EPID-20. NOVEL GLIOBLASTOMA POPULATION-BASED HISTOLOGIC STAIN NORMALIZATION

Abstract

Abstract Histopathologic evaluation has been an integral part of clinical diagnosis for central nervous system tumors, providing information essential for classification, management, and treatment of the disease. Hematoxylin and eosin (H&E) staining is routinely used in histology, providing detail of tissue morphology, structure, and cellular composition. MOTIVATION: Slide staining is rife with color intensity variations, mainly due to differences in materials and staining protocols among others. These variations introduce inaccuracies in downstream computational analysis and quantification of disease, disabling the generalization of computational models. To overcome these variations, current approaches arbitrarily select a slide within the cohort to normalize all slides of the cohort, leading to non-reproducible results in other cohorts. We develop a population-based whole slide image (WSI) normalization method based on overall region driven stain vectors and color histogram, weighted by corresponding percent contribution to overall slide (PCOS). METHODS: We identified a cohort of 509 H&E stained WSIs with corresponding anatomical annotations from the Ivy Glioblastoma Atlas Project. These WSIs and annotations were reviewed by two neuropathologists for correctly annotated regions.
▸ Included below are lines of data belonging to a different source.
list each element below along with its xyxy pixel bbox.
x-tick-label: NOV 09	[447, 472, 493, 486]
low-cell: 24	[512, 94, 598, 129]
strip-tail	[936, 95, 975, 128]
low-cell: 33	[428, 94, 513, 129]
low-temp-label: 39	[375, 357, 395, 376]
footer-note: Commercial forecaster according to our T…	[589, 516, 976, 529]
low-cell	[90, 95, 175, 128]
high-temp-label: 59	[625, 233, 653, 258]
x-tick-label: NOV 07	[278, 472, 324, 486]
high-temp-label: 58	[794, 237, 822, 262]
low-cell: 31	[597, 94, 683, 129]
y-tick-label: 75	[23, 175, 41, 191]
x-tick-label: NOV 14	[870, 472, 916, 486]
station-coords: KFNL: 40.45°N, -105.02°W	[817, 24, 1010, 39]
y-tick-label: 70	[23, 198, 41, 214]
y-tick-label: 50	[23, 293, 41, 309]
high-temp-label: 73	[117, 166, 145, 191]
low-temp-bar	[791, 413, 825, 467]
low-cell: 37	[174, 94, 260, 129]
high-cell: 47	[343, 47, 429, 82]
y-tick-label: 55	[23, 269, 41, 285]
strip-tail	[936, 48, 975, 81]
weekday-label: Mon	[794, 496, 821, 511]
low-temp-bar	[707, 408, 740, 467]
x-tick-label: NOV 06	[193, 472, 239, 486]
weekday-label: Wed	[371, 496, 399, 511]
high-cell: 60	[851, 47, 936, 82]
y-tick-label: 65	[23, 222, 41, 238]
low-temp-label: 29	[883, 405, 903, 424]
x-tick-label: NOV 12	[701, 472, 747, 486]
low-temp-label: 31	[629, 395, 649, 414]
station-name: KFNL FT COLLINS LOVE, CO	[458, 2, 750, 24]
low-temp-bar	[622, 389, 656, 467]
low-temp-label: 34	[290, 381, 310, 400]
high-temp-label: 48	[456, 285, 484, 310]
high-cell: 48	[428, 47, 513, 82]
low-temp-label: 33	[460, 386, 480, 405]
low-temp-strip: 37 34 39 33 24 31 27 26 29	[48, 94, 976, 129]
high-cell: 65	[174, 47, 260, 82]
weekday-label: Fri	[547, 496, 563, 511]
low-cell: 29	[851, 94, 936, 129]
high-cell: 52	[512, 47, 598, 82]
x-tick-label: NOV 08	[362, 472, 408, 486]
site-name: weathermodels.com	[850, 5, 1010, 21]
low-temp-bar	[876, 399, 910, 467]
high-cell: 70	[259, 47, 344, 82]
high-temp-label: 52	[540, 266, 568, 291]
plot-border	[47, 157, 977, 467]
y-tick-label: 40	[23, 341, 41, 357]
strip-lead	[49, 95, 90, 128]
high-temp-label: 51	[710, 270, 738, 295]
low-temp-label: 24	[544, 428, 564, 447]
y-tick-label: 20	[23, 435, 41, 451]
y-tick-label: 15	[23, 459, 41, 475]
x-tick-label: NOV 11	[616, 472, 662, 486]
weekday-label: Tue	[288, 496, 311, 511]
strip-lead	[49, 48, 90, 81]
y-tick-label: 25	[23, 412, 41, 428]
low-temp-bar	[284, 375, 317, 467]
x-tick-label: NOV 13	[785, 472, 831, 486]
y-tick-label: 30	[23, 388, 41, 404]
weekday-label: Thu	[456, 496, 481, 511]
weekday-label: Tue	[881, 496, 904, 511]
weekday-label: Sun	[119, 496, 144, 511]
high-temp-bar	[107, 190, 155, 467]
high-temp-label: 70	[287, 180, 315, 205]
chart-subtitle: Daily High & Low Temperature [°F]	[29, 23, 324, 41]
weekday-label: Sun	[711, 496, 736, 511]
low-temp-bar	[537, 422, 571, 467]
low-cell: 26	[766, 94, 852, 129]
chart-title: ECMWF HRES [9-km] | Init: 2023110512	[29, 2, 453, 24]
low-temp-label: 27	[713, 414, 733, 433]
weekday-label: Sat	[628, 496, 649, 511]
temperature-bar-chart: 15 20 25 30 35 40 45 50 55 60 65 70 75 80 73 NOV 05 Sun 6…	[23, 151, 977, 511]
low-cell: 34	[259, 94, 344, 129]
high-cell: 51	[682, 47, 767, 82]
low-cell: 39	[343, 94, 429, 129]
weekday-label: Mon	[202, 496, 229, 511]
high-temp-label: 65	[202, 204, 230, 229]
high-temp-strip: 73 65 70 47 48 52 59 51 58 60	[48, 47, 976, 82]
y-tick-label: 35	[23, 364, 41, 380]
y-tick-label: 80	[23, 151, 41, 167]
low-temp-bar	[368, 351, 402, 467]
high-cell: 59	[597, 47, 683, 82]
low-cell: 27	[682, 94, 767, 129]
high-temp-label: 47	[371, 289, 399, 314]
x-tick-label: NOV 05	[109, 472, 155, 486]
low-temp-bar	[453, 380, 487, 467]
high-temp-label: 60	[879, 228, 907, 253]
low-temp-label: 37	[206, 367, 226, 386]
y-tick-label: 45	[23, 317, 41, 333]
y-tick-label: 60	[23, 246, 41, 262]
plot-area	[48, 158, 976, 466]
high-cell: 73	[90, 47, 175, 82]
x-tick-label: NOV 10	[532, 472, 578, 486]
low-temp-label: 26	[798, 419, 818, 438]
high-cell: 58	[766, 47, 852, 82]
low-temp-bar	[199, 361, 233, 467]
Each region was weighted according to PCOS, WSIs with PCOS < 0.05% were discarded. Then, the optical densities and histograms calculated. Resulting color histogram and optical density was applied to the WSI cohort. Finally, stain intensity variability pre- and post- normalization was compared. RESULTS: Normalizing WSIs based on our approach, results in a significant (p < 0.01, Wilcoxon) improvement in color intensity variation for eight of nine regions tested, with the exception of “Pseudopalisading Cells with no visible Necrosis” (p = 0.8). DISCUSSION: This novel transformative technique is insensitive to artificially staining background density and straightforward to apply. Furthermore, the approach shows promise towards a viable and robust tool for stain normalization in large WSIs cohorts, with the potential towards a stain normalization standard generalizable to other diseases.